Neste sábado, os trabalhos iniciarão com o interrogatório do réu e, em seguida, os debates. Não há previsão de encerramento do julgamento, o que vai depender do interrogatório.
A denúncia foi oferecida pelo Ministério Público do Amazonas em 11 de agosto de 2010. Ao final das audiências de instrução de julgamento, a juíza Mirza Telma de Oliveira Cunha absolveu Milton da acusação de homicídio, publicando a sentença de absolvição no dia 11 de fevereiro de 2014. Em 21 de fevereiro, o promotor de justiça do MPAM, Fábio Braga Monteiro, apresentou recurso de apelação contra a decisão da magistrada.
Em agosto de 2015 os desembargadores da 1.ª Câmara Criminal do TJAM reformaram a sentença que absolvia o acusado e o pronunciaram, determinando, assim, que ele fosse levado a júri popular. A defesa de Milton César recorreu ao Superior Tribunal de Justiça (STJ) e, em 12 de setembro de 2017, os ministros da Quinta Turma da Corte, por unanimidade, negaram provimento ao agravo regimental.

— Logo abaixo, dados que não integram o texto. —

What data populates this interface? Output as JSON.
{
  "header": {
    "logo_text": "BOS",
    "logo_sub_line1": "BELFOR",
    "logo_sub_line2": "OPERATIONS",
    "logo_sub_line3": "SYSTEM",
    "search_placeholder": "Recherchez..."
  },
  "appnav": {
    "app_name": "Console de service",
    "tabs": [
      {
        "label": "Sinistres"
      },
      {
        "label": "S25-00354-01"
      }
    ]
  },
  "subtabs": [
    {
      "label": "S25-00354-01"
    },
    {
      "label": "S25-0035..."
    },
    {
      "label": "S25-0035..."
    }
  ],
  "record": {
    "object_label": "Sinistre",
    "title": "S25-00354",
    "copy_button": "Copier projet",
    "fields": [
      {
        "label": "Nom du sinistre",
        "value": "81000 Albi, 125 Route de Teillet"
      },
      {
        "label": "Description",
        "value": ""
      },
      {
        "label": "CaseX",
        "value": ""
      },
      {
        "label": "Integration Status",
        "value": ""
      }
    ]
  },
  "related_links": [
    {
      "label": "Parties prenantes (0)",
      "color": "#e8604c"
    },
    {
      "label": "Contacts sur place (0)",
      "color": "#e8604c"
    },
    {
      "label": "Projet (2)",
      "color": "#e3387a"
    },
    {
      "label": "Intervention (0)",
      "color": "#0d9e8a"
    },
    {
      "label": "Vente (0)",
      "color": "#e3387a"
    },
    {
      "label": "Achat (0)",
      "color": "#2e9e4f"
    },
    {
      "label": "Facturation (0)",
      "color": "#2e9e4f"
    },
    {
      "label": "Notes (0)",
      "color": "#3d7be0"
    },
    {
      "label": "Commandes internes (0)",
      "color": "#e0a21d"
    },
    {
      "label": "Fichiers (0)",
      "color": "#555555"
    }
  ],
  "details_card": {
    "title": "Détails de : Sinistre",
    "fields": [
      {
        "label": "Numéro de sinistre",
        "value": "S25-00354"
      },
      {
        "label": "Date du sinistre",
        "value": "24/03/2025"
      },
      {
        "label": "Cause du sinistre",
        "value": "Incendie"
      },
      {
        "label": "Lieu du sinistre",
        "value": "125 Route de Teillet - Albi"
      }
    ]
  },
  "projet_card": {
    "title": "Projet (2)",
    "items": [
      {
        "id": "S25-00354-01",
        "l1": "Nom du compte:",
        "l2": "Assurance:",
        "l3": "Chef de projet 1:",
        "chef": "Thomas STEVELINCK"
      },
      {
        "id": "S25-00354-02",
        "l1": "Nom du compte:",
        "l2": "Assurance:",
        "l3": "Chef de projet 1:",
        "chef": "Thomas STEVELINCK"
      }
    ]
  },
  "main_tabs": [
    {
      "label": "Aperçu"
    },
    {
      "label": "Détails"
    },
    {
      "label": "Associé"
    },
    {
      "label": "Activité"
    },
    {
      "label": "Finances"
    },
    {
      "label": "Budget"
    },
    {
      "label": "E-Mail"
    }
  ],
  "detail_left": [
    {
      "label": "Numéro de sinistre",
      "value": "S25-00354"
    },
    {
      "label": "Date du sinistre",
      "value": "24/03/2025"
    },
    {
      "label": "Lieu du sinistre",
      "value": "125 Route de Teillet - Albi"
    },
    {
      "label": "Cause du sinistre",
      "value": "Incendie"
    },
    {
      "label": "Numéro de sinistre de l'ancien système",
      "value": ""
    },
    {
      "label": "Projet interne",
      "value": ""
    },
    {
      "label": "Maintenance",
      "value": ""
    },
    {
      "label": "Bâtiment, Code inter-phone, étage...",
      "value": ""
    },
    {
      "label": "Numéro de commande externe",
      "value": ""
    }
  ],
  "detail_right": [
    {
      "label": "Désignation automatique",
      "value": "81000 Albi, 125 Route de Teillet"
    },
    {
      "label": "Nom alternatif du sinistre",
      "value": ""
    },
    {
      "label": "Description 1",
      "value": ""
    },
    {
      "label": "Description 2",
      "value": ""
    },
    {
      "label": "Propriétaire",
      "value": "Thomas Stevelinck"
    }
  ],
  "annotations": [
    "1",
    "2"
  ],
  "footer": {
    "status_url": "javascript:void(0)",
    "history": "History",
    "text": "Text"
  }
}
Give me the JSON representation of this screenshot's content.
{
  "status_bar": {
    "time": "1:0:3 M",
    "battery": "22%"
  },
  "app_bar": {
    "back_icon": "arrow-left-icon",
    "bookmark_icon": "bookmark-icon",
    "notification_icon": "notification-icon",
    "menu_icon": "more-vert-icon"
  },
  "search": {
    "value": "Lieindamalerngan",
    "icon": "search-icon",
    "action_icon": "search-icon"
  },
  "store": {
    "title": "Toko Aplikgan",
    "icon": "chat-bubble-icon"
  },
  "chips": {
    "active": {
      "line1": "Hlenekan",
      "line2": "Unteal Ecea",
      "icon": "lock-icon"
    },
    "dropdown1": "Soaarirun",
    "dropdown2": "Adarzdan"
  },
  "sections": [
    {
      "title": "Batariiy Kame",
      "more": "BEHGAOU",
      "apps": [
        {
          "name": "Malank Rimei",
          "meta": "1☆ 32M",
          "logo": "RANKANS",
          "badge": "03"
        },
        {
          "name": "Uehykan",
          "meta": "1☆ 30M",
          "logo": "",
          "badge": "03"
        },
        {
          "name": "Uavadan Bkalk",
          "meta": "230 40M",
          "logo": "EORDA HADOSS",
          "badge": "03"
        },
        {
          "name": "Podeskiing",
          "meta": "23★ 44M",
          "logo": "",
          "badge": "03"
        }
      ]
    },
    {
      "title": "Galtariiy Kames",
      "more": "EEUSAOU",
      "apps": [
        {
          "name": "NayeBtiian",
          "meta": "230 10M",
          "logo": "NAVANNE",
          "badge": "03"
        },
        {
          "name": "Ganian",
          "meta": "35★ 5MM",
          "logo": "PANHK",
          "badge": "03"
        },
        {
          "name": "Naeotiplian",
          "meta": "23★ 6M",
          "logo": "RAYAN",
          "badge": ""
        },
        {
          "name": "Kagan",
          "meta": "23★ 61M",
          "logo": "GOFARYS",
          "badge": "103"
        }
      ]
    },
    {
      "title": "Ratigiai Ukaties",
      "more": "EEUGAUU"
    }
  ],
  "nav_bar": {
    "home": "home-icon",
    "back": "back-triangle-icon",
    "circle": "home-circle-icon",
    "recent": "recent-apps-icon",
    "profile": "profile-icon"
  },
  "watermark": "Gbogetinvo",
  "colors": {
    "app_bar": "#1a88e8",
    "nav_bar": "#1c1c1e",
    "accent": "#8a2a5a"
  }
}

Com o recurso negado no STJ, a defesa recorreu do Supremo Tribunal Federal (STF) e, no dia 15 de junho de 2018, por unanimidade, a Segunda Turma do STF rejeitou os embargos de declaração e o processo voltou à primeira instância para que fosse julgado em plenário. O processo estava pautado para o dia 5 de novembro de 2019, mas a ausência de algumas testemunhas obrigou o magistrado a adiar a sessão, que foi remarcada para esta quarta-feira, (5).
O inquérito policial que originou a denúncia do Ministério Público do Amazonas (MPAM), mostra que em 5 de julho de 2010, por volta da meia-noite, Lorena, ex-mulher de Milton Silva, chegou ao Condomínio Villa-Lobos, no bairro Parque 10 de Novembro, acompanhada do filho menor do casal, tendo sido recebida pelo porteiro do condomínio.
Lorena informou que ela e o filho iriam ao apartamento de Milton. Já no apartamento, ainda segundo a denúncia, após uma discussão entre vítima e acusado, Lorena sacou a arma que levava na cintura. A arma teria sido tomada por Milton, que apontou para a cabeça de Lorena e atirou, causando a morte instantânea da perita. Milton deixou o filho aos cuidados de um vizinho e se evadiu a pé do local dos fatos.